AMD Instinct MI300 Data Center APU Pictured Up Close: 13 Chiplets, 146 Billion Transistors

AMD unveiled its next-generation Instinct MI300 accelerator at CES 2023. We were lucky enough to get some hands-on time and take some close-up images of the mammoth chip.
Without a doubt, the Instinct MI300 is a groundbreaking design. The data center APU blends a total of 13 chiplets, many of which are 3D stacked to create a chip with 24 Zen 4 CPU cores fused with CDNA 3 graphics. 8 stacks of engines and HBM3. All in all, this chip features his 146 billion transistors, making it the largest chip AMD has put into production.
The MI300 has a total transistor count of 146 billion, easily beating Intel’s 100 billion transistor Ponte Vecchio combined with 128 GB of HBM3 memory. The stripped chip is very difficult to photograph given its shiny appearance, but you can clearly see his eight stacks of HBM3 flanking the center die. A small sliver of structural silicon is placed between these HBM stacks to ensure stability when the cooling solution is torqued onto the package.
The computing portion of the chip is made up of nine 5nm chiplets which are either CPU or GPU cores but AMD has not provided details on how many of each will be used. Zen 4 cores will typically roll out as an 8-core die, so we can consider 3 CPU dies and 6 GPU dies. The GPU die uses AMD’s CDNA 3 architecture. This is his third revision of AMD’s data center-specific graphics architecture. AMD did not specify his CU count.
These nine dies are 3D stacked on top of four 6nm-based dies that are more than just passive interposers. These dies are said to be active and handle I/O and various other functions. An AMD rep showed us another MI300 sample of his. In this sample, the top die was sanded with a belt sander, revealing four active interposer dies underneath. There, a memory controller that interfaces with the HBM3 stack, as well as communication between I/O tiles. This second sample of his could not be filmed.
The 3D design enables incredible data throughput between the CPU, GPU, and memory dies while also allowing the CPU and GPU to operate on the same data in memory simultaneously (zero-copy), saving power and improving performance. improves and simplifies programming. It will be interesting to see if this device can be used without standard his DRAM as seen with Intel’s Xeon Max CPU which employs on-package HBM.
AMD officials were baffled by the details. So it’s not clear if AMD will use the standard TSV approach to fuse the top and bottom dies, or a more advanced hybrid bonding approach. AMD is said to share more details about the packaging soon.

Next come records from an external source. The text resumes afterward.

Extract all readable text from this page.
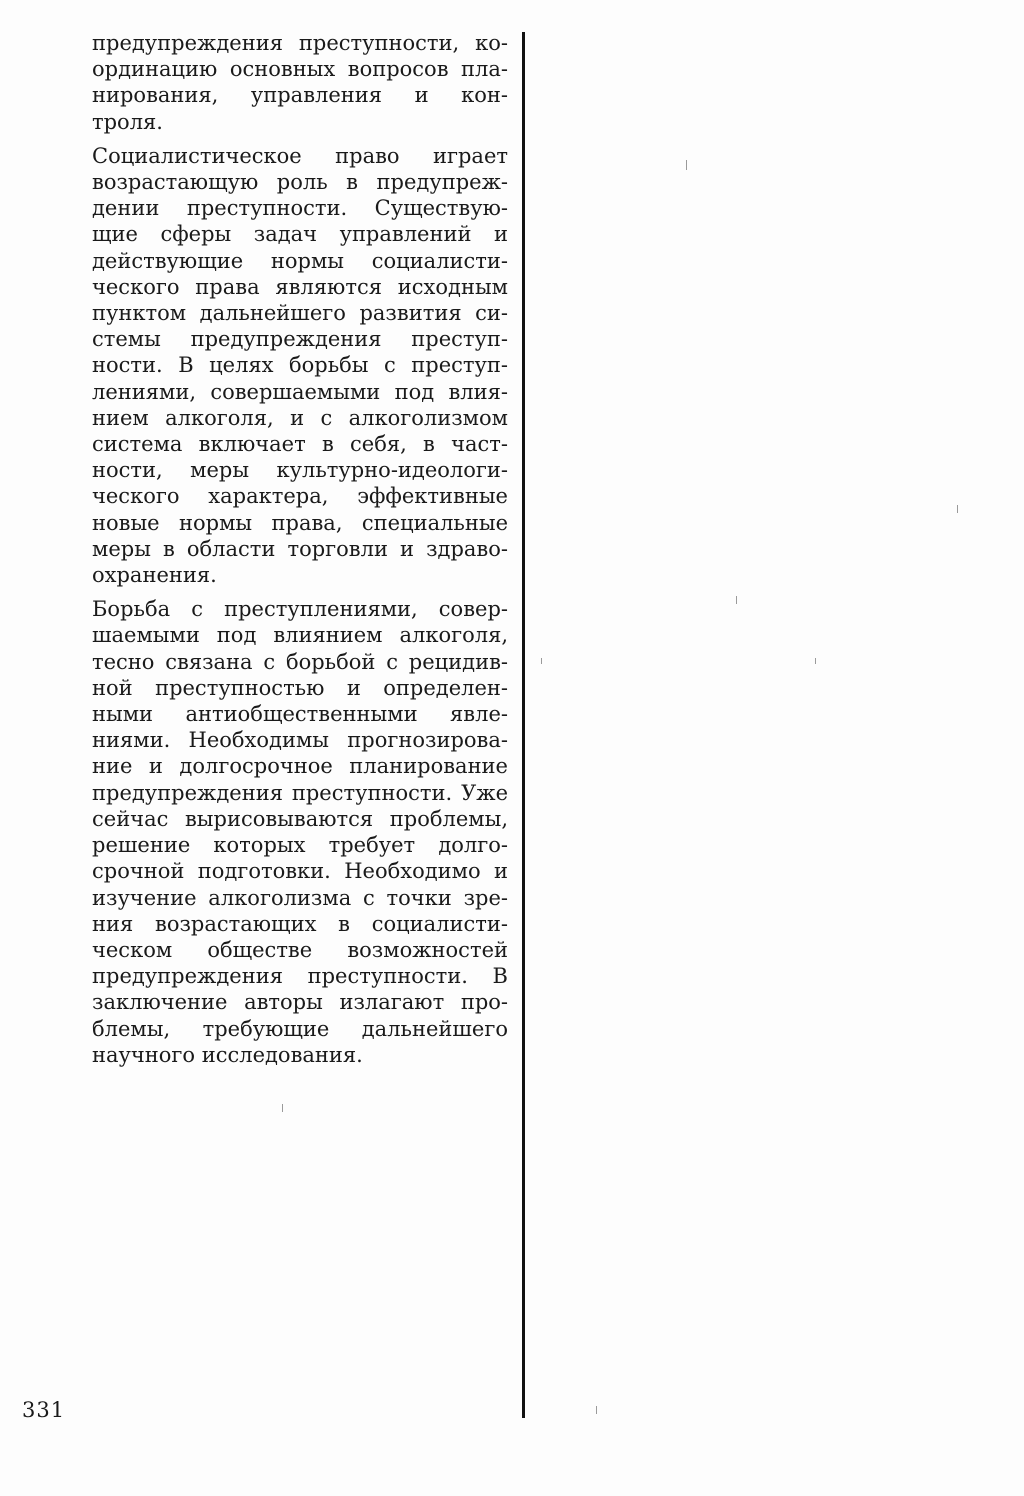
предупреждения преступности, ко-
ординацию основных вопросов пла-
нирования, управления и кон-
троля.
Социалистическое право играет
возрастающую роль в предупреж-
дении преступности. Существую-
щие сферы задач управлений и
действующие нормы социалисти-
ческого права являются исходным
пунктом дальнейшего развития си-
стемы предупреждения преступ-
ности. В целях борьбы с преступ-
лениями, совершаемыми под влия-
нием алкоголя, и с алкоголизмом
система включает в себя, в част-
ности, меры культурно-идеологи-
ческого характера, эффективные
новые нормы права, специальные
меры в области торговли и здраво-
охранения.
Борьба с преступлениями, совер-
шаемыми под влиянием алкоголя,
тесно связана с борьбой с рецидив-
ной преступностью и определен-
ными антиобщественными явле-
ниями. Необходимы прогнозирова-
ние и долгосрочное планирование
предупреждения преступности. Уже
сейчас вырисовываются проблемы,
решение которых требует долго-
срочной подготовки. Необходимо и
изучение алкоголизма с точки зре-
ния возрастающих в социалисти-
ческом обществе возможностей
предупреждения преступности. В
заключение авторы излагают про-
блемы, требующие дальнейшего
научного исследования.
331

AMD claims the MI300 offers 8x more AI performance and 5x more performance per watt than the Instinct MI250 (measured at FP8 for sparsity). AMD also says it can reduce training time for ultra-large AI models such as ChatGPT and DALL-E from months to weeks, saving millions of dollars in power.

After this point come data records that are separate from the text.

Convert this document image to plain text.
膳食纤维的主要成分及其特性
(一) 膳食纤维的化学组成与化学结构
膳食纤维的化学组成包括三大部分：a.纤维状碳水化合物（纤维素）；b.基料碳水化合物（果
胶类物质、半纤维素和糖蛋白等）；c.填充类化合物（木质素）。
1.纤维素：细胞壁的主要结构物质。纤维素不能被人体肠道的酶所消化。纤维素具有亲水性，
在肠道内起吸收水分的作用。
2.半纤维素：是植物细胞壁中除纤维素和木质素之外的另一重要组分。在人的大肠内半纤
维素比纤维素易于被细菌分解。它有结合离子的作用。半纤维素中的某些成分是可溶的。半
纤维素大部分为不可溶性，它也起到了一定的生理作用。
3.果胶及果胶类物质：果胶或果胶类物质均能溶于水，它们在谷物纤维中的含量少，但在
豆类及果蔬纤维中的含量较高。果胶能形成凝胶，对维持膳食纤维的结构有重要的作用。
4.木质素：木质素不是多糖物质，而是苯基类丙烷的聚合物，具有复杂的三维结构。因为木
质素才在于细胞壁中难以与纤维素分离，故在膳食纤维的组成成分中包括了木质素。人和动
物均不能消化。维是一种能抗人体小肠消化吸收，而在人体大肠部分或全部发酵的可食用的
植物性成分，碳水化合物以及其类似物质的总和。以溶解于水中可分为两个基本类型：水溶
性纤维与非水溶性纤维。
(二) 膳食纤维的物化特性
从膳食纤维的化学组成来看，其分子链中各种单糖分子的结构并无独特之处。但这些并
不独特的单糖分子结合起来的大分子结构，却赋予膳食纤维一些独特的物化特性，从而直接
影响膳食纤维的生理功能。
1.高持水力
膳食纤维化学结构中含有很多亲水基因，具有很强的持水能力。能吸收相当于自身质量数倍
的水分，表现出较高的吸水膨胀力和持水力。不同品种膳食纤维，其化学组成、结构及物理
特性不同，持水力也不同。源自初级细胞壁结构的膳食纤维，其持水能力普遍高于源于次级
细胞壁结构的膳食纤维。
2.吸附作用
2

The current generation Instinct MI250 powers the world’s first exascale machine, the Frontier supercomputer, while the Instinct MI300 powers the upcoming 2 exaflop El Capitan supercomputer. AMD says these Halo MI300 chips are expensive and relatively rare. These are not mass-produced products, so they will not be widely deployed like the EPYC Genoa data center CPUs. However, this technology filters multiple variants in different form factors.

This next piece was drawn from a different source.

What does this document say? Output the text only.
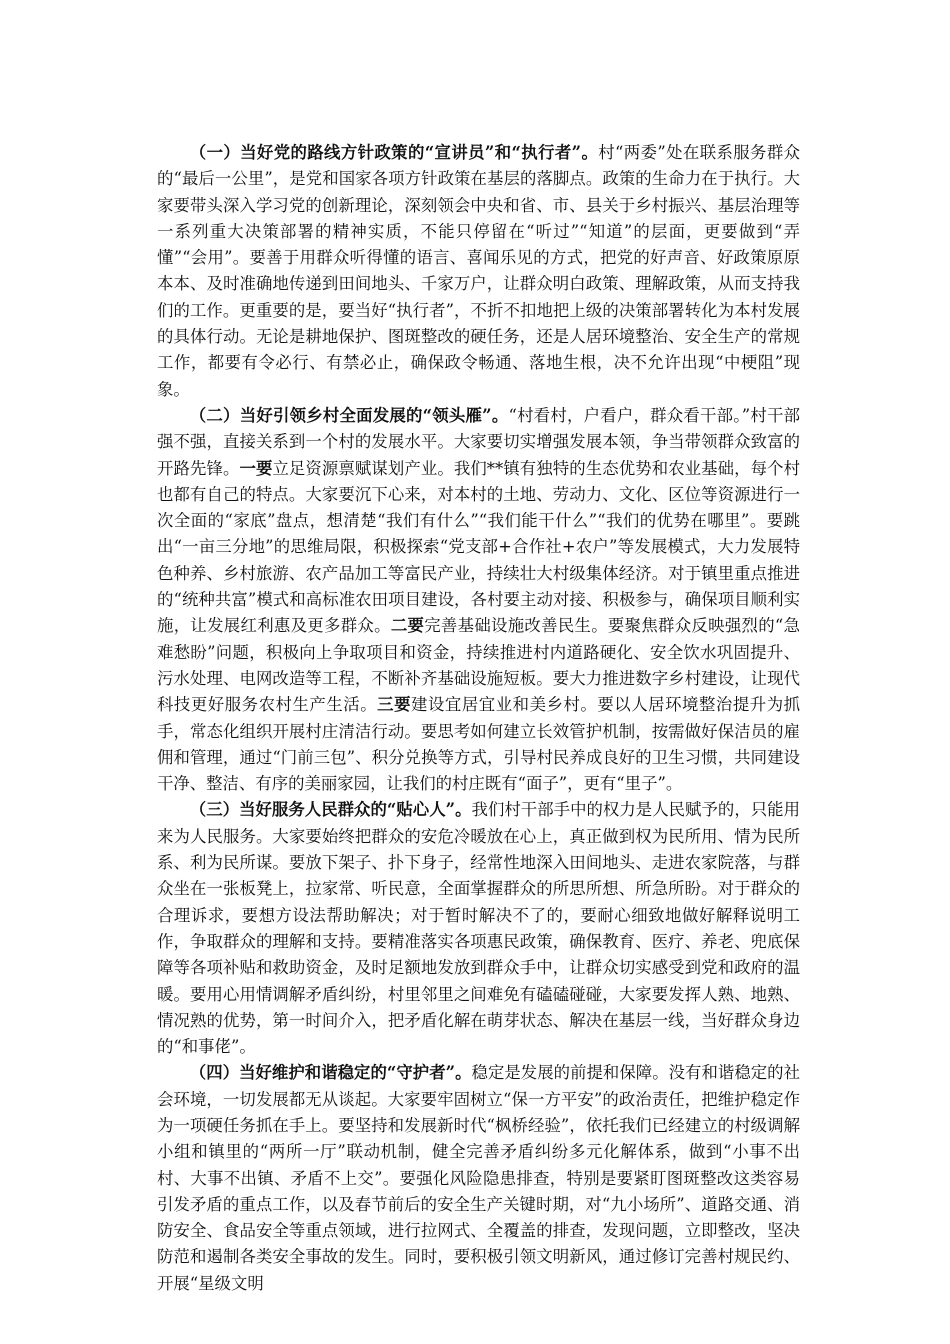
（一）当好党的路线方针政策的“宣讲员”和“执行者”。村“两委”处在联系服务群众的“最后一公里”，是党和国家各项方针政策在基层的落脚点。政策的生命力在于执行。大家要带头深入学习党的创新理论，深刻领会中央和省、市、县关于乡村振兴、基层治理等一系列重大决策部署的精神实质，不能只停留在“听过”“知道”的层面，更要做到“弄懂”“会用”。要善于用群众听得懂的语言、喜闻乐见的方式，把党的好声音、好政策原原本本、及时准确地传递到田间地头、千家万户，让群众明白政策、理解政策，从而支持我们的工作。更重要的是，要当好“执行者”，不折不扣地把上级的决策部署转化为本村发展的具体行动。无论是耕地保护、图斑整改的硬任务，还是人居环境整治、安全生产的常规工作，都要有令必行、有禁必止，确保政令畅通、落地生根，决不允许出现“中梗阻”现象。

（二）当好引领乡村全面发展的“领头雁”。“村看村，户看户，群众看干部。”村干部强不强，直接关系到一个村的发展水平。大家要切实增强发展本领，争当带领群众致富的开路先锋。一要立足资源禀赋谋划产业。我们**镇有独特的生态优势和农业基础，每个村也都有自己的特点。大家要沉下心来，对本村的土地、劳动力、文化、区位等资源进行一次全面的“家底”盘点，想清楚“我们有什么”“我们能干什么”“我们的优势在哪里”。要跳出“一亩三分地”的思维局限，积极探索“党支部+合作社+农户”等发展模式，大力发展特色种养、乡村旅游、农产品加工等富民产业，持续壮大村级集体经济。对于镇里重点推进的“统种共富”模式和高标准农田项目建设，各村要主动对接、积极参与，确保项目顺利实施，让发展红利惠及更多群众。二要完善基础设施改善民生。要聚焦群众反映强烈的“急难愁盼”问题，积极向上争取项目和资金，持续推进村内道路硬化、安全饮水巩固提升、污水处理、电网改造等工程，不断补齐基础设施短板。要大力推进数字乡村建设，让现代科技更好服务农村生产生活。三要建设宜居宜业和美乡村。要以人居环境整治提升为抓手，常态化组织开展村庄清洁行动。要思考如何建立长效管护机制，按需做好保洁员的雇佣和管理，通过“门前三包”、积分兑换等方式，引导村民养成良好的卫生习惯，共同建设干净、整洁、有序的美丽家园，让我们的村庄既有“面子”，更有“里子”。

（三）当好服务人民群众的“贴心人”。我们村干部手中的权力是人民赋予的，只能用来为人民服务。大家要始终把群众的安危冷暖放在心上，真正做到权为民所用、情为民所系、利为民所谋。要放下架子、扑下身子，经常性地深入田间地头、走进农家院落，与群众坐在一张板凳上，拉家常、听民意，全面掌握群众的所思所想、所急所盼。对于群众的合理诉求，要想方设法帮助解决；对于暂时解决不了的，要耐心细致地做好解释说明工作，争取群众的理解和支持。要精准落实各项惠民政策，确保教育、医疗、养老、兜底保障等各项补贴和救助资金，及时足额地发放到群众手中，让群众切实感受到党和政府的温暖。要用心用情调解矛盾纠纷，村里邻里之间难免有磕磕碰碰，大家要发挥人熟、地熟、情况熟的优势，第一时间介入，把矛盾化解在萌芽状态、解决在基层一线，当好群众身边的“和事佬”。

（四）当好维护和谐稳定的“守护者”。稳定是发展的前提和保障。没有和谐稳定的社会环境，一切发展都无从谈起。大家要牢固树立“保一方平安”的政治责任，把维护稳定作为一项硬任务抓在手上。要坚持和发展新时代“枫桥经验”，依托我们已经建立的村级调解小组和镇里的“两所一厅”联动机制，健全完善矛盾纠纷多元化解体系，做到“小事不出村、大事不出镇、矛盾不上交”。要强化风险隐患排查，特别是要紧盯图斑整改这类容易引发矛盾的重点工作，以及春节前后的安全生产关键时期，对“九小场所”、道路交通、消防安全、食品安全等重点领域，进行拉网式、全覆盖的排查，发现问题，立即整改，坚决防范和遏制各类安全事故的发生。同时，要积极引领文明新风，通过修订完善村规民约、开展“星级文明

The chip also competes with Nvidia’s Grace Hopper Superchip. This is a combination of Hopper GPU and Grace CPU on the same board. These chips are expected to arrive later this year. The Neoverse-based Grace CPU supports the Arm v9 instruction set, and the system comes with two of his chips fused with Nvidia’s newly branded NVLink-C2C interconnect technology. AMD’s approach is designed to provide superior throughput and energy efficiency. This is because combining these devices into one package of his typically results in higher throughput between the units than connecting two separate devices.
The MI300 also competes with Intel’s Falcon Shores. The chip features a dizzying number of possible configurations with varying numbers of compute tiles with x86 cores, GPU cores and memory, but they aren’t expected to arrive until 2024.
Here you can see the bottom of the MI300 package with the contact pads used for the LGA mounting system. AMD has not shared details of the socket mechanism, but will reveal more soon. The chip is currently in AMD’s labs and the company plans to ship his Instinct MI300 in late 2023. The supercomputer will be the world’s fastest supercomputer when deployed in 2023. Currently on schedule.